How long does romantic love last for?

Maybe you have just fallen in love? Well, make the most of it because love – romantic love, that is – only lasts about 90 days, according to one expert

SCIENTISTS have been trying to put love under the microscope for many years.
The latest study tends to show that it only takes a few minutes to fall in love.

Researchers at Ohio State University paired off students and followed the progress of their relationships. They found that in the majority of cases, those who became closest had known very soon after the first meeting that would be them outcome.
“Romantic relationships begin with people making judgments very quickly – literally within minutes,” says Professor Artemio Ramirez, in charge of the study.

“It shows that we gravitate towards people we like on the first meeting and our results suggest that three minutes is all you need to make a good judgment about potential partners.”

However, according to earlier research, if you have just fallen in love, you had better make the most of it because love – romantic love, that is – only lasts about 90 days.
That’s according to a study of romantic entanglements between students aged 18 to 40 at California State University. Head researcher professor Fred Meeker found, on that occasion, that passions started cooling after an average of just 90 days.

He found that the average length of a love affair was 18 months, and that the halfway line in romantic love is 90 days after the start. In another 90 days it decreases by half again, and so on until it ends.

But he also found that if passionate love tends to disappear in marriage, it is usually replaced by a non-emotional state called ‘companionate’ or ‘conjugal’ love – the warmth of a long-standing relationship.

Putting love under the microscope isn’t easy, admits psychologist Elaine Hatfield of the University of Hawaii.

“For one thing, the word ‘love’ can mean so many different things: from the thundering passion of hormone-drenched adolescents, to the quiet affection between grandparents.”

But, at least, she says that ‘love at first sight’ is possible, as the very newest Ohio study suggests.

“It’s all a question of neurons – brain cells,” she adds. “The early experiences we undergo in life lay down brain cell circuits controlling our emotions and behaviour.

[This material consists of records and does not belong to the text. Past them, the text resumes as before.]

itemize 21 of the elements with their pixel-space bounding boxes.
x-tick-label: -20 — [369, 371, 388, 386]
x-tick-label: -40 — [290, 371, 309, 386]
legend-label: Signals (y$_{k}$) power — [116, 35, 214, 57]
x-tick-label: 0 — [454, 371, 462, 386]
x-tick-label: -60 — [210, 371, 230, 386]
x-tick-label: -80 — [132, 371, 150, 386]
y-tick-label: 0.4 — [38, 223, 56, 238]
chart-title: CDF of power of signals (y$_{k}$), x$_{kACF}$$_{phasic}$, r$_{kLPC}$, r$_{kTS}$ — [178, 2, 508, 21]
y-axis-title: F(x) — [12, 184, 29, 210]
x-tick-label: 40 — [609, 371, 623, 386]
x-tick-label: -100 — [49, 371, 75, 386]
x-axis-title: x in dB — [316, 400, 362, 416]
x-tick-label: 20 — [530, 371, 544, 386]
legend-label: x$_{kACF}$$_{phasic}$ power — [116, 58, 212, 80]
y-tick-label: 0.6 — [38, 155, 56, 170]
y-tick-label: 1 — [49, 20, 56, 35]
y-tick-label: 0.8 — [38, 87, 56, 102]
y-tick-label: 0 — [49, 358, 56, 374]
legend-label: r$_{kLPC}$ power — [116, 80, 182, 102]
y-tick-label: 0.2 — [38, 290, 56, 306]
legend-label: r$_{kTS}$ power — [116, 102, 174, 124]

Circuits exist for all our emotions.

“So you look across a crowded room and see a man wearing a tie like Daddy used to wear, or with a haircut just like the boy you were wild about when you were 14. Your eyes transmit the date to the brain and – bingo!

“’This is it!’ says your number one neuron, known as the command neuron, and you are in love.”

According to researchers at Boston University, love not only makes the world go round, it also keeps away coughs and sneezes.

The study concluded that romance is the best antidote to the common cold.
“Dwelling on the positive experiences of loving or being loved appear to raise an individual’s concentration of munoglobulin – the body’s first line of defence against chest infection,” said Dr David McClelland who headed the study.

Another experiment offers an explanation for the symptoms of love.

When two new bridges appeared over the Capilano River in British Columbia, one was a narrow, swaying footbridge, 230ft above the rocks; the other was a sturdy, low, concrete span.

Most people faced with the choice chose the low, safer-looking one. But a few young, daredevil men went over on the dangerous footbridge.

One morning, men coming off both bridges were met by a very attractive woman. She said she wanted their help in filling in a questionnaire.

Her telephone number was clearly seen at the top of her pad.

Before the week was out, many of the men who had crossed on the dangerous footbridge had phoned the woman and asked her out for a date.

The whole thing – bridges, fake questionnaire and bold phone number – was an experiment by scientists to try to find the answers to ‘What is this thing called love?’
The men who crossed the swaying footbridge came off with pounding hearts, trembling hands and sweaty palms – their response to the fear involved.

But these are also the commonly accepted sign of someone in love.

So, when they saw the beautiful woman waiting for them, they sub-consciously concluded there were in love – and rang her up for a date.